On returning to England he became a registrar with Charles Wells in Liverpool, becoming a senior registrar in 1948. In 1951 he spent a year at the Mayo Clinic under James Priestley, then pioneering adrenalectomy for Cushing’s syndrome under cover of the newly described cortisone. He returned as consultant lecturer in surgery at the Queen’s University, Belfast, in Harold Rodgers’ department, where he continued to study the role of adrenalectomy in Cushing’s and later in carcinoma of the breast and prostate. He became a consultant surgeon to the Royal Victoria Hospital, Belfast, in 1951 and later to Belfast City Hospital. In 1958 he was appointed professor of surgical science.

On the death of Ian Aird, Welbourn was invited to the vacant chair at Hammersmith in 1963, taking with him to the new post Ivan Johnston, his senior lecturer from Queen’s, who soon afterwards went on to the chair at Newcastle. His department was active, particularly in endocrine surgery, but supervised all the other disciplines, including urology.
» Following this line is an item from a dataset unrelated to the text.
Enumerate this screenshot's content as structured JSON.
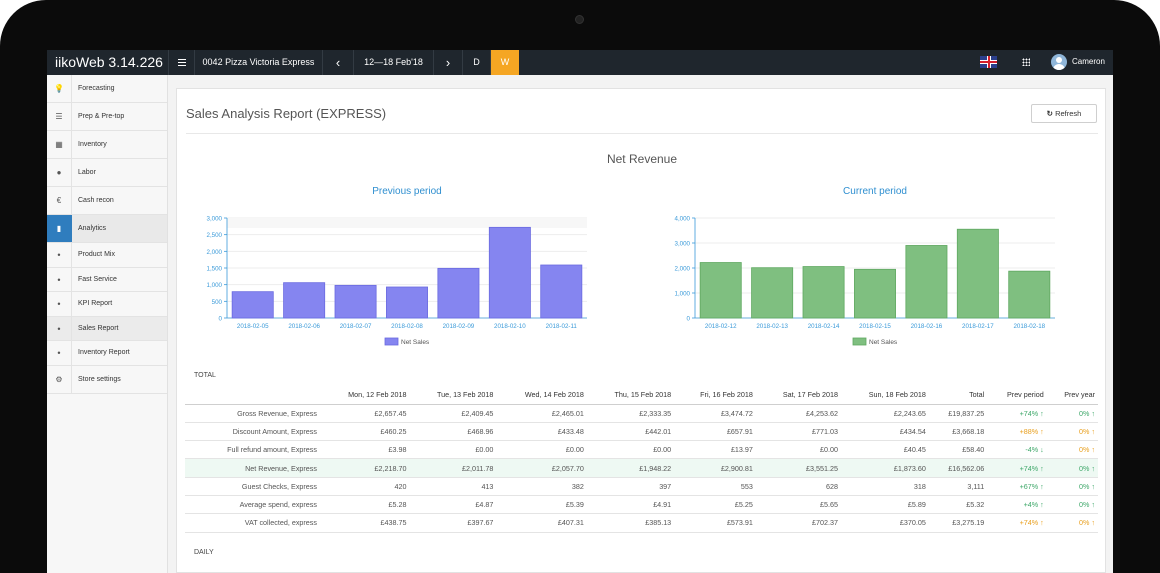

A keen teacher, his postgraduate courses at Hammersmith were widely sought-after. He wrote many publications and among other honours was a Hunterian Professor of our College in 1958, received the James Berry Prize in 1970, and was a visiting professor at Yale and many other universities.

Among his many interests, stemming from his early involvement with the Student Christian Movement, were the philosophy and ethics of medical care, and he was one of the founders of the Institute of Medical Ethics and was a joint editor of the Dictionary of Medical Ethics (Bristol, J Wright, 1977 and London, Darton, Longman and Todd, 1981).

Unfortunately his last years were marred by a cardiac condition, worsened by the medication he was given. After retiring from Hammersmith in 1983 he was visiting scholar for research at UCLA, where he carried out a study of the history of endocrine surgery, which led to his last book in 1990.

In 1944 he married Rachel Haighton, a dentist, by whom he had four daughters, Philippa Mary, Edith Rachel, Margaret June and Dorothy Alice, and one son, Charles Richard Burkewood Welbourn, a surgeon. He had 15 grandchildren. After a series of strokes he died in Reading on 3 August 2005.

Sources used to compile this entry: [The Independent 30 November 2005.].